The Shade Room (TSR) is one of the biggest media companies to hit Instagram. Founded by entrepreneur Angelica Nwandu, the site is known for its 24-hour coverage of Black culture and celebrity news. From breaking rumors to viral stories, TSR is one of the most trusted sources for Black audiences.

The New York Times once called TSR “Instagram’s TMZ.” They publish daily posts spanning entertainment news and political updates. It’s a place where celebrities like Ciara and Chris Brown can get in touch with their fans and receive a ton of social media buzz.

TSR’s loyal readers, referred to as “roommates,” are the driving force behind their content. They’re at the clubs when sh*t goes down and provide TSR with exclusive stories.

When Nwandu first started The Shade Room, she wanted to create a platform that focused on the stories that mattered to Black people. She said that she felt that many media outlets weren’t covering the issues that impacted Black people. She also wanted to use her platform as a way to boost Black-owned businesses.

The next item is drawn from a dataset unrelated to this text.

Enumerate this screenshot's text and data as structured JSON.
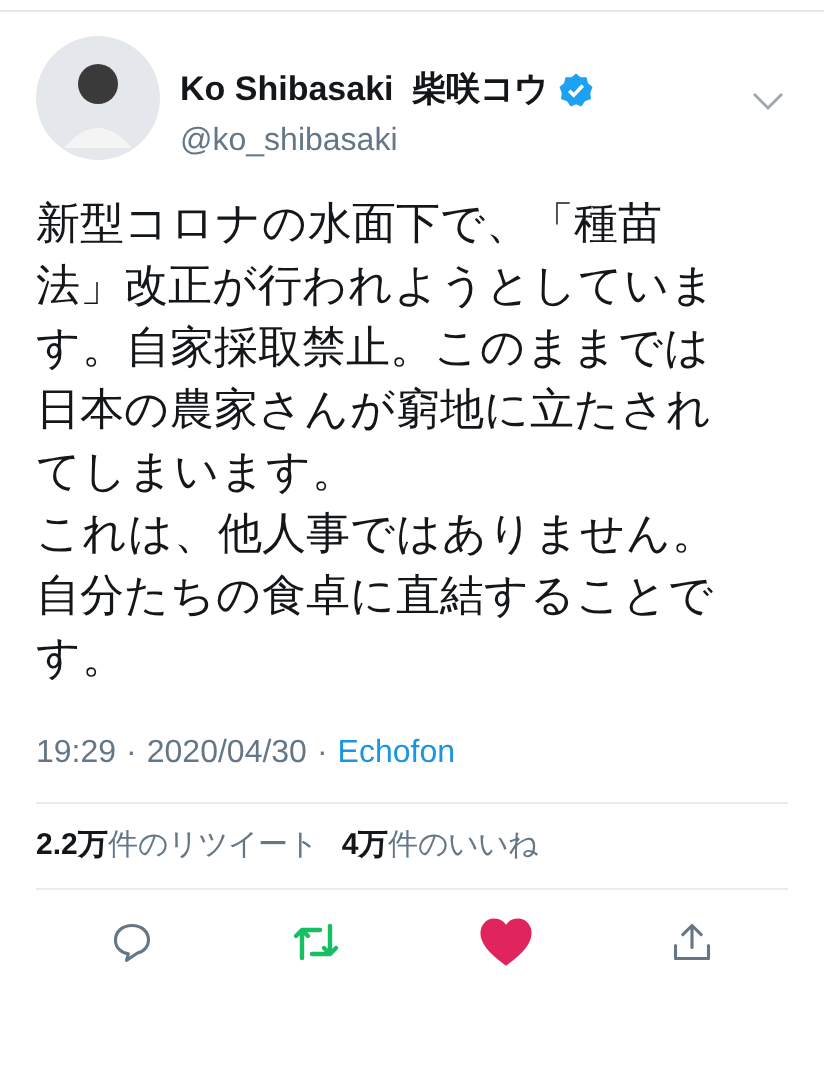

Now, TSR has a massive following and the company is making moves to grow their business. They are launching three original shows on Instagram later this year.

Nwandu’s goal is to build TSR into a media empire. She hopes to one day employ a team of writers and producers to cover everything from breaking news and political issues to celebrity gossip and Black culture.

The team has been working hard on creating and producing videos for The Shade Room for the last five years, and they are ready to take it to the next level. They are partnering with veteran TV producer Tarvenia “T” Jones, who has produced shows including “Upscale With Prentice Penny” and “Divorce Court,” to bring three new shows to the platform.

In addition to the new video series, TSR will also release new products. They’ll continue to provide news and entertainment updates to their followers and will begin selling TSR Positive Images, which feature positive and encouraging photos from people around the world.